𝗨𝗻𝗲 𝘁𝗿𝗮𝗷𝗲𝗰𝘁𝗼𝗶𝗿𝗲 𝗲𝗻𝘁𝗿𝗲 𝗗𝗮𝗸𝗮𝗿, 𝗹’𝗘𝘂𝗿𝗼𝗽𝗲 𝗲𝘁 𝗹’𝗔𝗹𝗴𝗲́𝗿𝗶𝗲
Né en 1953 à Dakar dans une famille d’origine cap-verdienne, Delgado grandit dans un environnement ouvert sur le monde, nourri par les circulations culturelles et diplomatiques. Très tôt, son destin s’écrit entre plusieurs continents : de la Suisse au Portugal, où il rejoint son oncle, ambassadeur du Sénégal, il s’imprègne d’une vision cosmopolite qui influencera durablement son approche du cinéma.
À Lisbonne, il intègre l’Institut portugais du cinéma, où il se forme à la réalisation et à la production. Mais c’est en 1977, au sein de la Radiodiffusion-Télévision Algérienne, qu’il affine son regard en tant que cadreur. Là, il apprend la rigueur de l’image, la précision du geste technique, et développe une sensibilité visuelle qui deviendra sa signature.

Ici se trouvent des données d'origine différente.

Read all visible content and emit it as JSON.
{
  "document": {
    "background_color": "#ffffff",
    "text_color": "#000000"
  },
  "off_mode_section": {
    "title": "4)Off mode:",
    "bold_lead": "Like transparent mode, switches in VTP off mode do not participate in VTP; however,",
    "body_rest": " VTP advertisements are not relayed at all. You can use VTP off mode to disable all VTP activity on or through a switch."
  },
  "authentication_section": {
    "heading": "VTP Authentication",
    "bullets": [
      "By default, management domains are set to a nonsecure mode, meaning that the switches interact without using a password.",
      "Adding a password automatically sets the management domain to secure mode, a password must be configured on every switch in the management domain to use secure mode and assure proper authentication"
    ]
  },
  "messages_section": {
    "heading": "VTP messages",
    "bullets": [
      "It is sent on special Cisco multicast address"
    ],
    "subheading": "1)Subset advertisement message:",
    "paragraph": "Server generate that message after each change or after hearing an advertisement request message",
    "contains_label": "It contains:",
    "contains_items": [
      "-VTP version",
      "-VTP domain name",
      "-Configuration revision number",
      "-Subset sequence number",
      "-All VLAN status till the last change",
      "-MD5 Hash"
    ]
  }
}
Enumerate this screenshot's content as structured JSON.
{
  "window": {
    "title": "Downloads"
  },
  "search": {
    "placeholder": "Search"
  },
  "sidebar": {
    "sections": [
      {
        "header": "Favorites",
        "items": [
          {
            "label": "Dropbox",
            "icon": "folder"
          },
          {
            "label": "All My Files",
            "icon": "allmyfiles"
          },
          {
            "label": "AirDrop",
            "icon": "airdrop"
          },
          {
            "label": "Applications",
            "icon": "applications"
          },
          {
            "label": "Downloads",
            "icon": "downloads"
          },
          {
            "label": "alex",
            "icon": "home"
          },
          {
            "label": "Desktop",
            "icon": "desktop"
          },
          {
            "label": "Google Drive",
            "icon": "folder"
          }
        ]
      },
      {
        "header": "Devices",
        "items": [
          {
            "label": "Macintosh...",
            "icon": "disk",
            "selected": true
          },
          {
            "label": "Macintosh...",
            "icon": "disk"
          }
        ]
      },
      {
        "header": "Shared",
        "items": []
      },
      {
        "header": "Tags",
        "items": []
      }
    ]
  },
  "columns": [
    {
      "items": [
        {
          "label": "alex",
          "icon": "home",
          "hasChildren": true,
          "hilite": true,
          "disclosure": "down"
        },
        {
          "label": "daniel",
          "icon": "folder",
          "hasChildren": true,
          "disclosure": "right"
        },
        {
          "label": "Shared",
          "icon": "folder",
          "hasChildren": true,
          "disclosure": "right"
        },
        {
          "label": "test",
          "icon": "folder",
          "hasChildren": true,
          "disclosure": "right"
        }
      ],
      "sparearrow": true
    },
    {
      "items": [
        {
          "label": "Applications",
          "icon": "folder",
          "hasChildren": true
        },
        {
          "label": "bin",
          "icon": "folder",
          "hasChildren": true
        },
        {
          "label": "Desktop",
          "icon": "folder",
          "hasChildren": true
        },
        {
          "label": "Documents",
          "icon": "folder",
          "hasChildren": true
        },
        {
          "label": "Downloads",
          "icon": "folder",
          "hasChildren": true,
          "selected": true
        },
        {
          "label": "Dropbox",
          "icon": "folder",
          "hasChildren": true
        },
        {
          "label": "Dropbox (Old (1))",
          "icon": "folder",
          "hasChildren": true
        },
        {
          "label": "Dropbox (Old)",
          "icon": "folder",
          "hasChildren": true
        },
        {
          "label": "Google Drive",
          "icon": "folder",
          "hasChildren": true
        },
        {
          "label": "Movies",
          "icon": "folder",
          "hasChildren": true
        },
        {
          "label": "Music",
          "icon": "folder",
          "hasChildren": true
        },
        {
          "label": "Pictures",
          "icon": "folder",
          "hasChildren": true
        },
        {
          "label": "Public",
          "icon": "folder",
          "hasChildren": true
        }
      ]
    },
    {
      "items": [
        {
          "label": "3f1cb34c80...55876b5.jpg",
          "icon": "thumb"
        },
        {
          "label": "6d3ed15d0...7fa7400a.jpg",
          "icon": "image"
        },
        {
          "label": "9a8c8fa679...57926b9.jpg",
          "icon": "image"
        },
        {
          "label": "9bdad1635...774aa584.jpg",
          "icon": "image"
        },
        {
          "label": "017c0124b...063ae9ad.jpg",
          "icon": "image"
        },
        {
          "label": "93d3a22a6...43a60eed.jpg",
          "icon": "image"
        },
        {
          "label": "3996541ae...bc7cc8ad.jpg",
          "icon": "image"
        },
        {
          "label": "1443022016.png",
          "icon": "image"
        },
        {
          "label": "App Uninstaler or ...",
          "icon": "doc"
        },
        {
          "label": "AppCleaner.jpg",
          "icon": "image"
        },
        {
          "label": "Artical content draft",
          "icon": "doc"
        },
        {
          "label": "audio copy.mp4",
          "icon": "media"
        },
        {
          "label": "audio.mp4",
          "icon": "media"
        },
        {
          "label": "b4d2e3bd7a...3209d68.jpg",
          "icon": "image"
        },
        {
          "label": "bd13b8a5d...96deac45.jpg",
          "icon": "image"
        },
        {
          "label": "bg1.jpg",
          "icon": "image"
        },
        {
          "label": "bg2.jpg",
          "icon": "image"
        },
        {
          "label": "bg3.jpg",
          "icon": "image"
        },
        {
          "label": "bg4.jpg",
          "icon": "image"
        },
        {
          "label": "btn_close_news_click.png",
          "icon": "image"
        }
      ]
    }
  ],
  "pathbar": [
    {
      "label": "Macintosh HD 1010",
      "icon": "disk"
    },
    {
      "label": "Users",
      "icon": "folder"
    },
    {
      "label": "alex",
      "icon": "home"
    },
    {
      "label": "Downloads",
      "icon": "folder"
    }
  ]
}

𝐀𝐮𝐱 𝐜𝐨̂𝐭𝐞́𝐬 𝐝𝐞𝐬 𝐠𝐞́𝐚𝐧𝐭𝐬 𝐝𝐮 𝐜𝐢𝐧𝐞́𝐦𝐚 𝐚𝐟𝐫𝐢𝐜𝐚𝐢𝐧
De retour au Sénégal, Delgado s’inscrit dans une dynamique collective fondatrice. Il devient assistant opérateur, puis premier assistant réalisateur, et collabore avec les plus grandes figures du cinéma africain. Aux côtés de Ousmane Sembène, il participe à des œuvres majeures telles que Le Camp de Thiaroye, Guelwaar, Faat Kiné ou encore Moolaadé.
Son parcours le mène également à travailler sur des productions internationales comme Les Caprices d'un fleuve de Bernard Giraudeau ou Toubab Bi de Moussa Touré.
À chaque projet, Delgado s’impose comme un technicien rigoureux et un collaborateur précieux, capable de traduire en images les ambitions des réalisateurs les plus exigeants.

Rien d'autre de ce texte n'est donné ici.